Wednesday, March 31, 2004
'Instead, Falluja's streets were thick with men and boys and chaos.'
'Boys with scarves over their faces hurled bricks into the burning vehicles. A group of men dragged one of the smoldering corpses into the street and ripped it apart. Someone then tied a chunk of flesh to a rock and tossed it over a telephone wire.'
'"Viva mujahadeen!'' shouted Said Khalaf, a taxi driver. "Long live the resistance!'''
'Nearby, a boy no older than 10 put his foot on the head of a body and said: "Where is Bush? Let him come here and see this!'''
'Many people in the crowd said they felt as if they had won an important battle. Others said they thought that the contractors, who were driving in four-wheel-drive trucks, were working for the Central Intelligence Agency.'
'"This is what these spies deserve,'' said Salam Aldulayme, a 28-year-old Falluja resident.'
. . .
'The fact that the attack on the civilian vehicles occurred in Falluja, an overwhelming Sunni city that is the most volatile stronghold of support for Mr. Hussein, and that it followed a 10-day offensive by United States marines aimed at gaining effective control of the city, suggested that the current war may, in practice, be an extension of the conflict that began last year.'
'Capt. Chris Logan of the Marine Corps said today that the city was becoming "an area of greater concern.'''
'He added: "This is one of those areas in Iraq that is definitely squirrely. The guerrillas in Falluja are testing us. They're testing our resolve.'''
'In a modulation of their assessments in recent days, the generals had begun to say that there may be a merging of diehard loyalists to Mr. Hussein and Islamic militants, with the two groups at least loosely coordinating their attacks.'
'On Tuesday, Brig. Gen. Mark Kimmitt, spokesman for the American command, who had previously emphasized the growing role of Islamic terrorists in the conflict, said at a news conference that the military no longer considered the distinction between Saddam loyalists and militant Islamists to be so significant from the viewpoint of military operations.'
'"I'm not sure trying to over-classify these different groups is helpful,'' he said. "It might help somehow in the intelligence community, in terms of trying to find out where they come from and trying to find some trails onto them. But on the operations side we just call them targets.'''
These paragraphs are from the same article in the New York Times. I excerpt these parts to point out one of the fundamental flaws of U.S. thinking in Iraq. Note first off the description of the scene in Falluja, a Sunni "stronghold". The people attacking the car and the foreigners are townspeople. They vary in age and occupation. They're preception of the situation is that they've killed "spies", or people who were collaborating with the occupation.

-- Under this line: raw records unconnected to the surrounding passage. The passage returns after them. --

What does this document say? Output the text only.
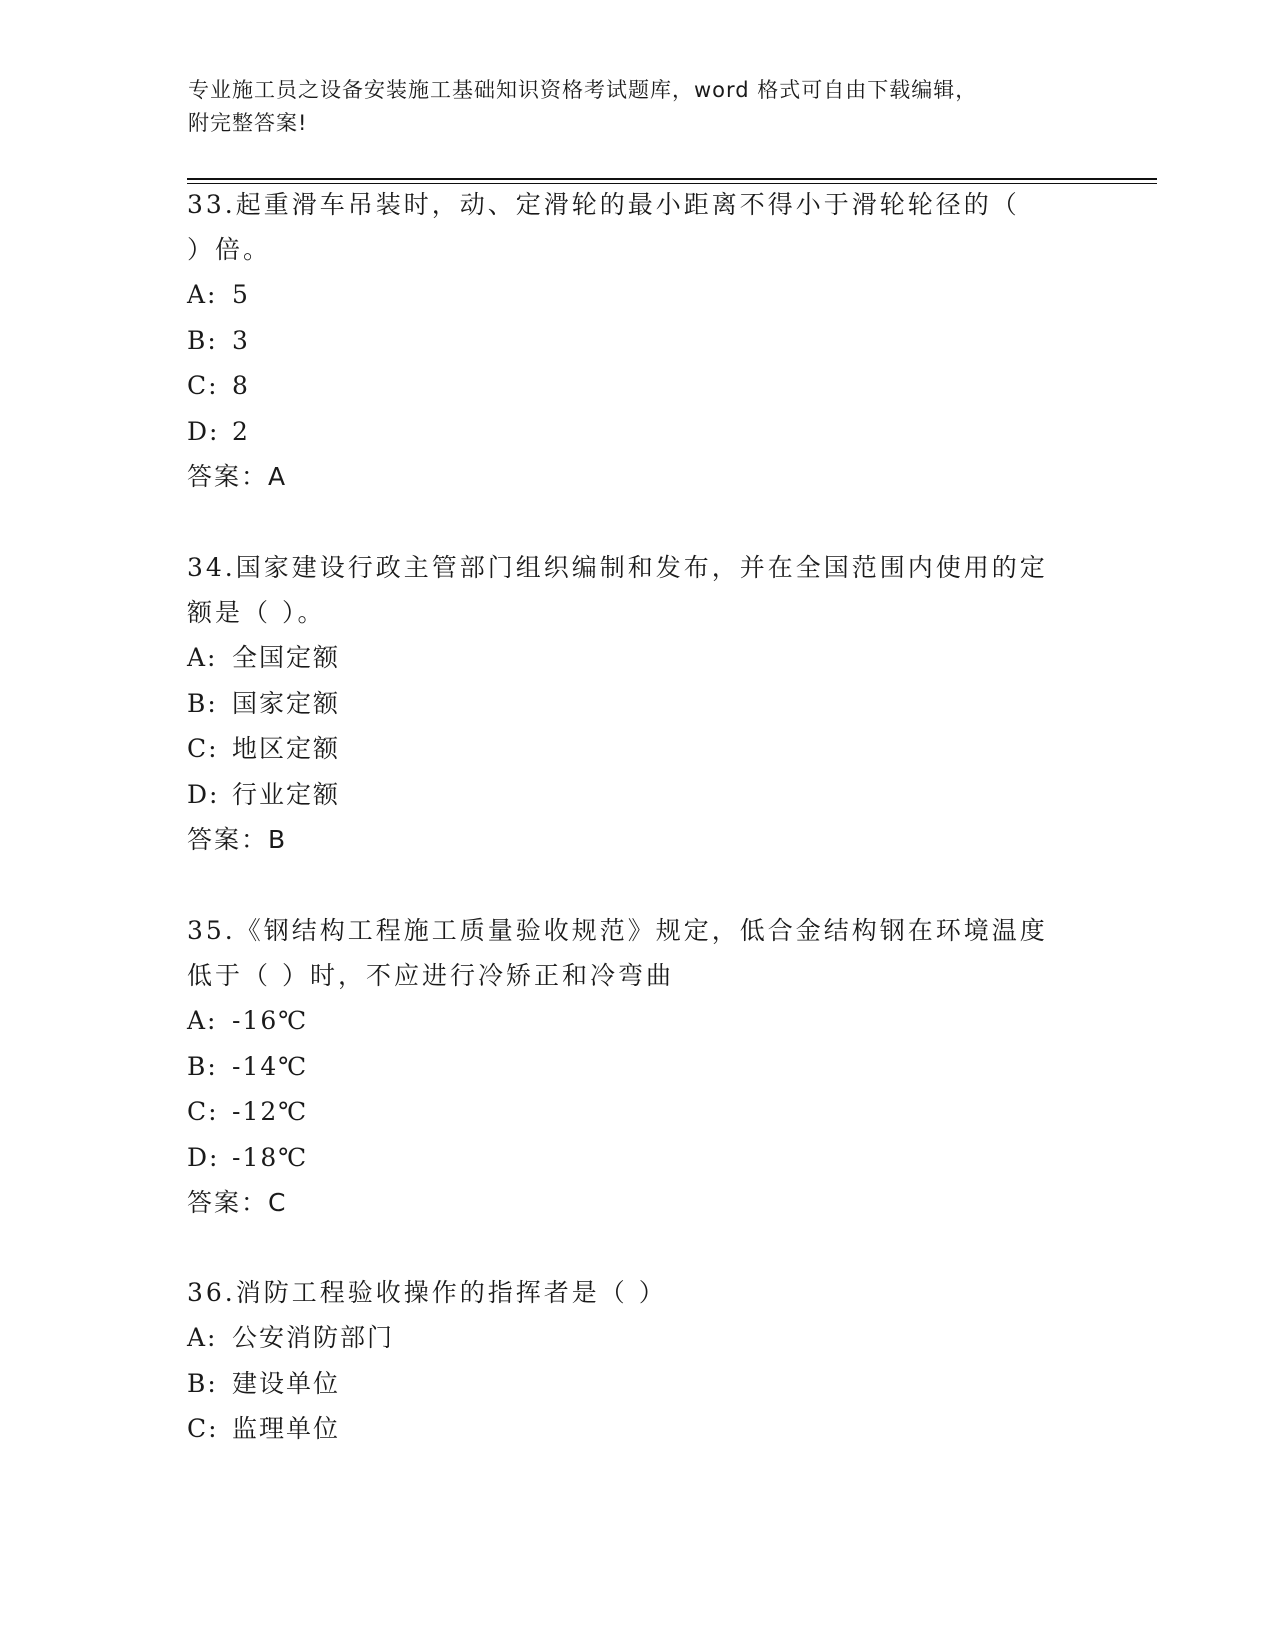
专业施工员之设备安装施工基础知识资格考试题库，word 格式可自由下载编辑，
附完整答案!

33.起重滑车吊装时，动、定滑轮的最小距离不得小于滑轮轮径的（

）倍。

A: 5

B: 3

C: 8

D: 2

答案：A

34.国家建设行政主管部门组织编制和发布，并在全国范围内使用的定

额是（ ）。

A: 全国定额

B: 国家定额

C: 地区定额

D: 行业定额

答案：B

35.《钢结构工程施工质量验收规范》规定，低合金结构钢在环境温度

低于（ ）时，不应进行冷矫正和冷弯曲

A: -16℃

B: -14℃

C: -12℃

D: -18℃

答案：C

36.消防工程验收操作的指挥者是（ ）

A: 公安消防部门

B: 建设单位

C: 监理单位
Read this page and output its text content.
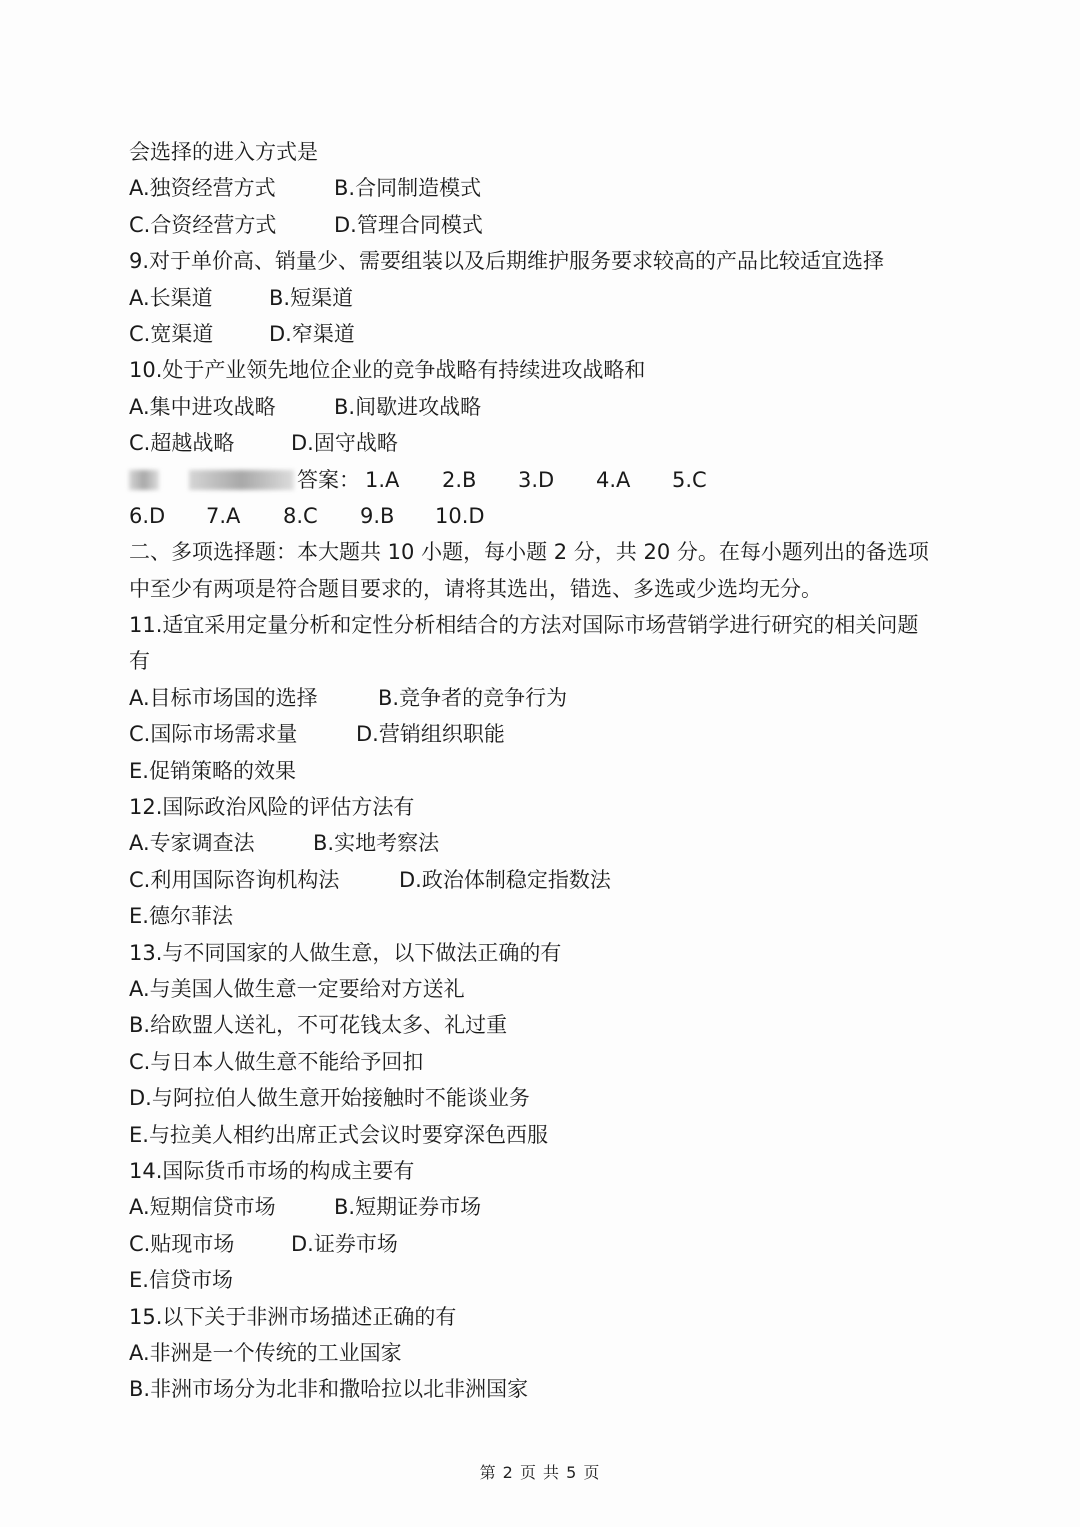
会选择的进入方式是
A.独资经营方式	B.合同制造模式
C.合资经营方式	D.管理合同模式
9.对于单价高、销量少、需要组装以及后期维护服务要求较高的产品比较适宜选择
A.长渠道	B.短渠道
C.宽渠道	D.窄渠道
10.处于产业领先地位企业的竞争战略有持续进攻战略和
A.集中进攻战略	B.间歇进攻战略
C.超越战略	D.固守战略
答案： 1.A 2.B 3.D 4.A 5.C
6.D 7.A 8.C 9.B 10.D
二、多项选择题：本大题共 10 小题，每小题 2 分，共 20 分。在每小题列出的备选项
中至少有两项是符合题目要求的，请将其选出，错选、多选或少选均无分。
11.适宜采用定量分析和定性分析相结合的方法对国际市场营销学进行研究的相关问题
有
A.目标市场国的选择	B.竞争者的竞争行为
C.国际市场需求量	D.营销组织职能
E.促销策略的效果
12.国际政治风险的评估方法有
A.专家调查法	B.实地考察法
C.利用国际咨询机构法	D.政治体制稳定指数法
E.德尔菲法
13.与不同国家的人做生意，以下做法正确的有
A.与美国人做生意一定要给对方送礼
B.给欧盟人送礼，不可花钱太多、礼过重
C.与日本人做生意不能给予回扣
D.与阿拉伯人做生意开始接触时不能谈业务
E.与拉美人相约出席正式会议时要穿深色西服
14.国际货币市场的构成主要有
A.短期信贷市场	B.短期证券市场
C.贴现市场	D.证券市场
E.信贷市场
15.以下关于非洲市场描述正确的有
A.非洲是一个传统的工业国家
B.非洲市场分为北非和撒哈拉以北非洲国家
第 2 页 共 5 页
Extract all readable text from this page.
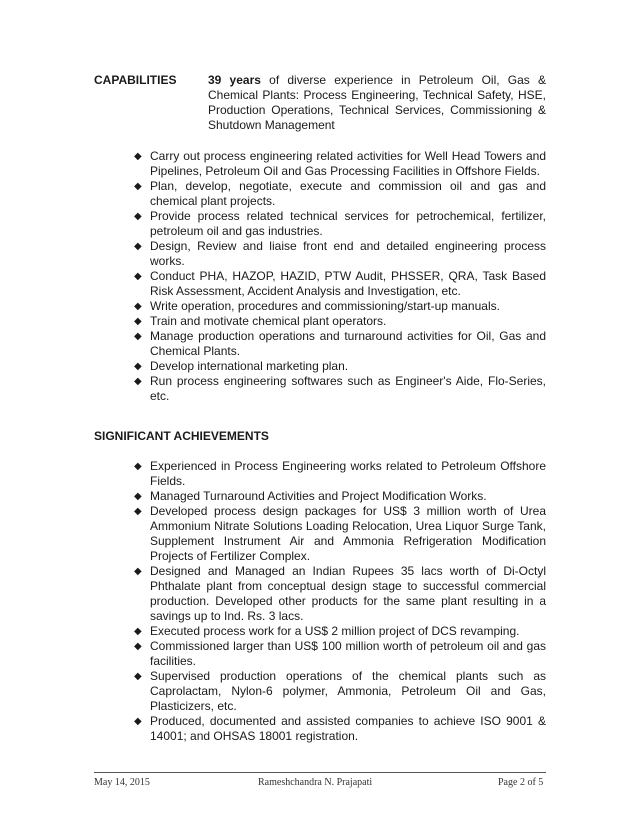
CAPABILITIES	39 years of diverse experience in Petroleum Oil, Gas & Chemical Plants: Process Engineering, Technical Safety, HSE, Production Operations, Technical Services, Commissioning & Shutdown Management
◆ Carry out process engineering related activities for Well Head Towers and Pipelines, Petroleum Oil and Gas Processing Facilities in Offshore Fields.
◆ Plan, develop, negotiate, execute and commission oil and gas and chemical plant projects.
◆ Provide process related technical services for petrochemical, fertilizer, petroleum oil and gas industries.
◆ Design, Review and liaise front end and detailed engineering process works.
◆ Conduct PHA, HAZOP, HAZID, PTW Audit, PHSSER, QRA, Task Based Risk Assessment, Accident Analysis and Investigation, etc.
◆ Write operation, procedures and commissioning/start-up manuals.
◆ Train and motivate chemical plant operators.
◆ Manage production operations and turnaround activities for Oil, Gas and Chemical Plants.
◆ Develop international marketing plan.
◆ Run process engineering softwares such as Engineer's Aide, Flo-Series, etc.
SIGNIFICANT ACHIEVEMENTS
◆ Experienced in Process Engineering works related to Petroleum Offshore Fields.
◆ Managed Turnaround Activities and Project Modification Works.
◆ Developed process design packages for US$ 3 million worth of Urea Ammonium Nitrate Solutions Loading Relocation, Urea Liquor Surge Tank, Supplement Instrument Air and Ammonia Refrigeration Modification Projects of Fertilizer Complex.
◆ Designed and Managed an Indian Rupees 35 lacs worth of Di-Octyl Phthalate plant from conceptual design stage to successful commercial production. Developed other products for the same plant resulting in a savings up to Ind. Rs. 3 lacs.
◆ Executed process work for a US$ 2 million project of DCS revamping.
◆ Commissioned larger than US$ 100 million worth of petroleum oil and gas facilities.
◆ Supervised production operations of the chemical plants such as Caprolactam, Nylon-6 polymer, Ammonia, Petroleum Oil and Gas, Plasticizers, etc.
◆ Produced, documented and assisted companies to achieve ISO 9001 & 14001; and OHSAS 18001 registration.
May 14, 2015	Rameshchandra N. Prajapati	Page 2 of 5
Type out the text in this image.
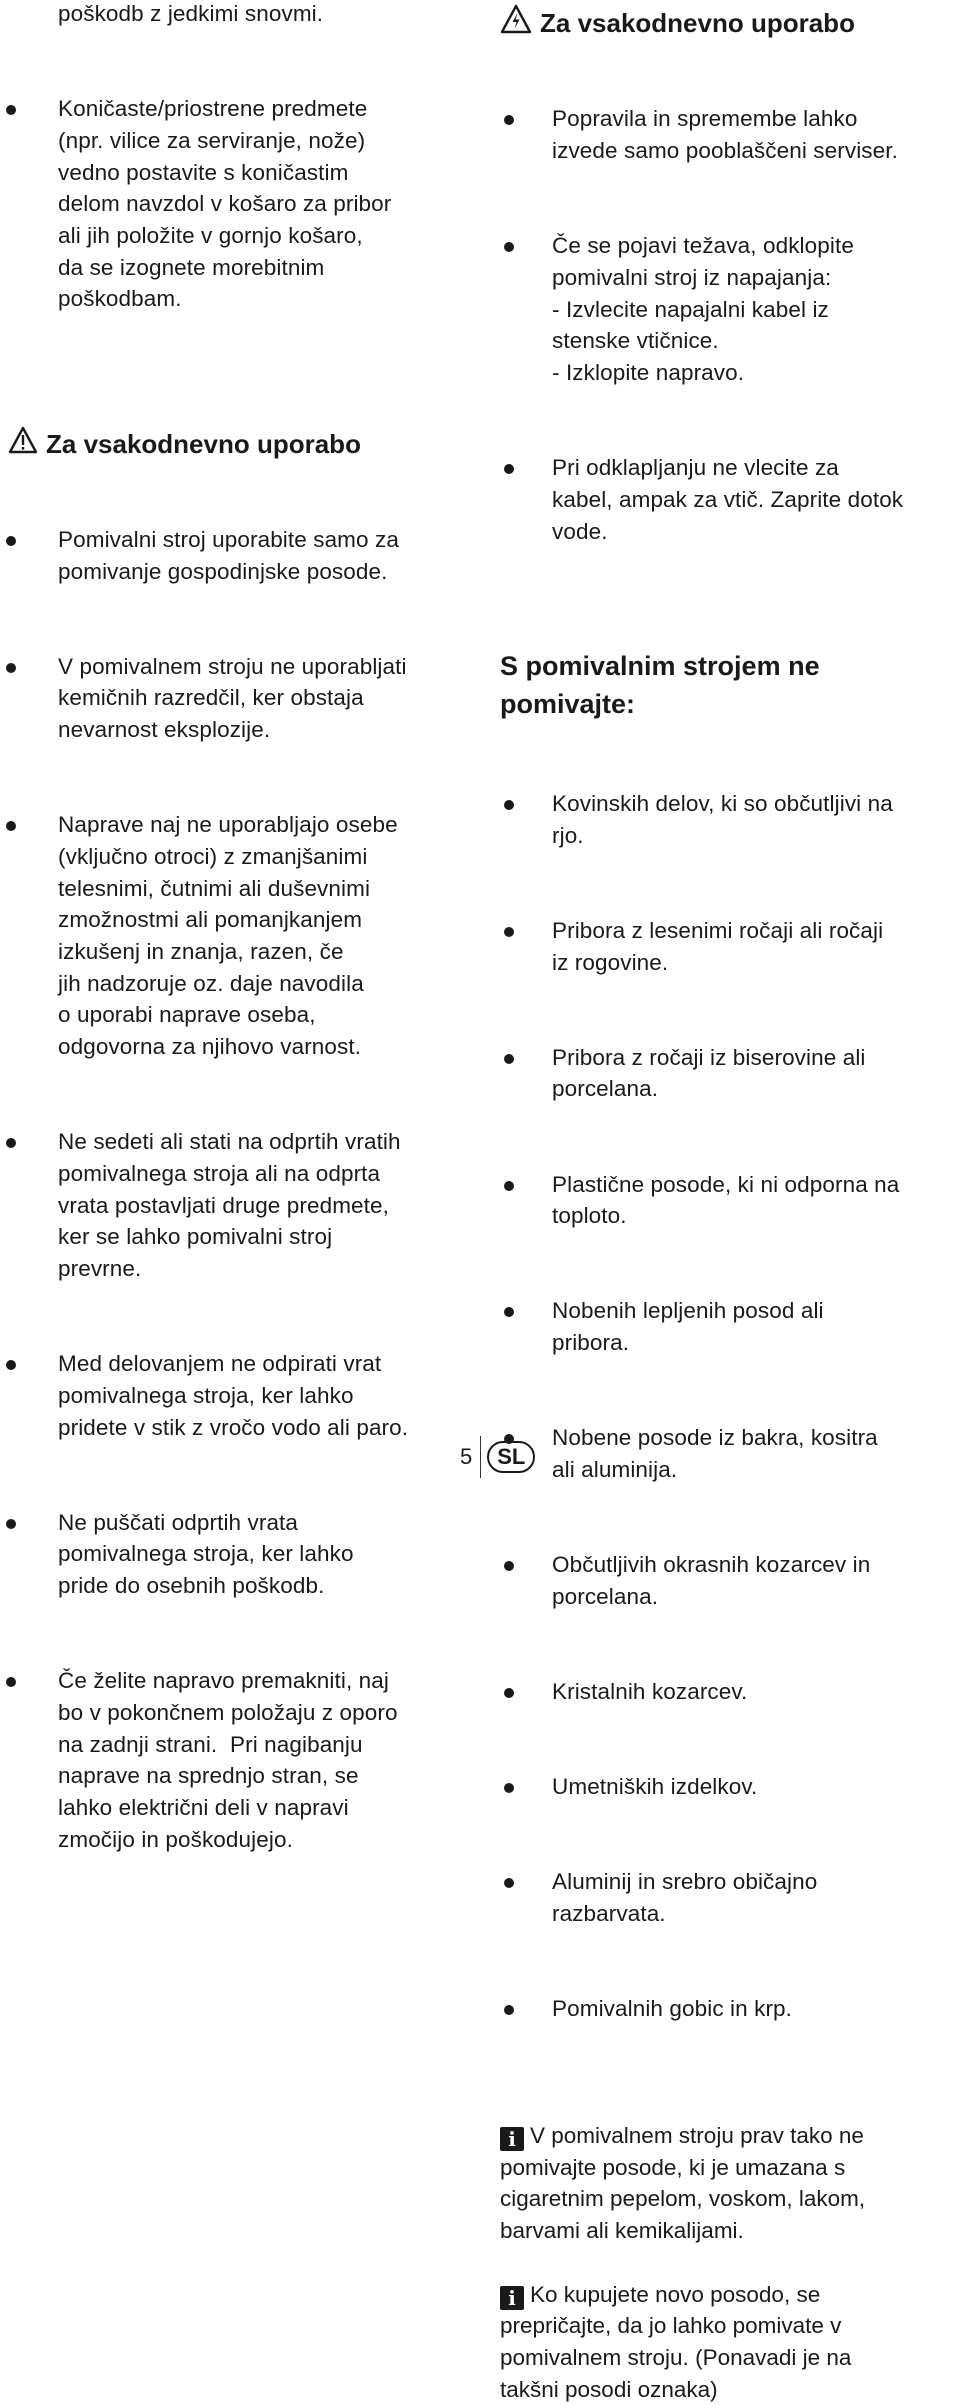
poškodb z jedkimi snovmi.

Koničaste/priostrene predmete
(npr. vilice za serviranje, nože)
vedno postavite s koničastim
delom navzdol v košaro za pribor
ali jih položite v gornjo košaro,
da se izognete morebitnim
poškodbam.

Za vsakodnevno uporabo

Pomivalni stroj uporabite samo za
pomivanje gospodinjske posode.

V pomivalnem stroju ne uporabljati
kemičnih razredčil, ker obstaja
nevarnost eksplozije.

Naprave naj ne uporabljajo osebe
(vključno otroci) z zmanjšanimi
telesnimi, čutnimi ali duševnimi
zmožnostmi ali pomanjkanjem
izkušenj in znanja, razen, če
jih nadzoruje oz. daje navodila
o uporabi naprave oseba,
odgovorna za njihovo varnost.

Ne sedeti ali stati na odprtih vratih
pomivalnega stroja ali na odprta
vrata postavljati druge predmete,
ker se lahko pomivalni stroj
prevrne.

Med delovanjem ne odpirati vrat
pomivalnega stroja, ker lahko
pridete v stik z vročo vodo ali paro.

Ne puščati odprtih vrata
pomivalnega stroja, ker lahko
pride do osebnih poškodb.

Če želite napravo premakniti, naj
bo v pokončnem položaju z oporo
na zadnji strani.  Pri nagibanju
naprave na sprednjo stran, se
lahko električni deli v napravi
zmočijo in poškodujejo.

Za vsakodnevno uporabo

Popravila in spremembe lahko
izvede samo pooblaščeni serviser.

Če se pojavi težava, odklopite
pomivalni stroj iz napajanja:
- Izvlecite napajalni kabel iz
stenske vtičnice.
- Izklopite napravo.

Pri odklapljanju ne vlecite za
kabel, ampak za vtič. Zaprite dotok
vode.

S pomivalnim strojem ne
pomivajte:

Kovinskih delov, ki so občutljivi na
rjo.

Pribora z lesenimi ročaji ali ročaji
iz rogovine.

Pribora z ročaji iz biserovine ali
porcelana.

Plastične posode, ki ni odporna na
toploto.

Nobenih lepljenih posod ali
pribora.

Nobene posode iz bakra, kositra
ali aluminija.

Občutljivih okrasnih kozarcev in
porcelana.

Kristalnih kozarcev.

Umetniških izdelkov.

Aluminij in srebro običajno
razbarvata.

Pomivalnih gobic in krp.

i V pomivalnem stroju prav tako ne
pomivajte posode, ki je umazana s
cigaretnim pepelom, voskom, lakom,
barvami ali kemikalijami.
i Ko kupujete novo posodo, se
prepričajte, da jo lahko pomivate v
pomivalnem stroju. (Ponavadi je na
takšni posodi oznaka)
5	SL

Now, contrast their view of events with that of the U.S. millitary, as expressed in these two quotes. Capt. Chris Logan characterizes the residents of Falluja as "guerrillas" (I think it's interesting that the language of resistance has been so internationalized, and with Spanish of all languages. Note the Iraqi saying "Viva the resistance" and the U.S. captian using the word "guerrilla"), while Brig. Gen. Mark Kimmitt tries to downplay any differences in the groups and calls them all "targets". This gives us some insight into what's _really_ going on in Iraq, i.e. the resistance to the U.S. occupation is turning into a somewhat classic anti-colonization war. The "occupiers" can't be bothered to understand their targets and who they're really fighting (does the U.S. want to characterize all the citizens of Falluja as guerrillas and targets?). The "resistance" sees liberation from the occupiers as its main goal. Whether or not these characterizations can be generalized across all of Iraq (and there's too little information to know if these mindsets are shared elsewhere), it's a telling sign that the Coalition isn't the only group fighting for the "liberation" of Iraq. Which brings us to the more salient question -- who _is_ fighting for the liberation of Iraq?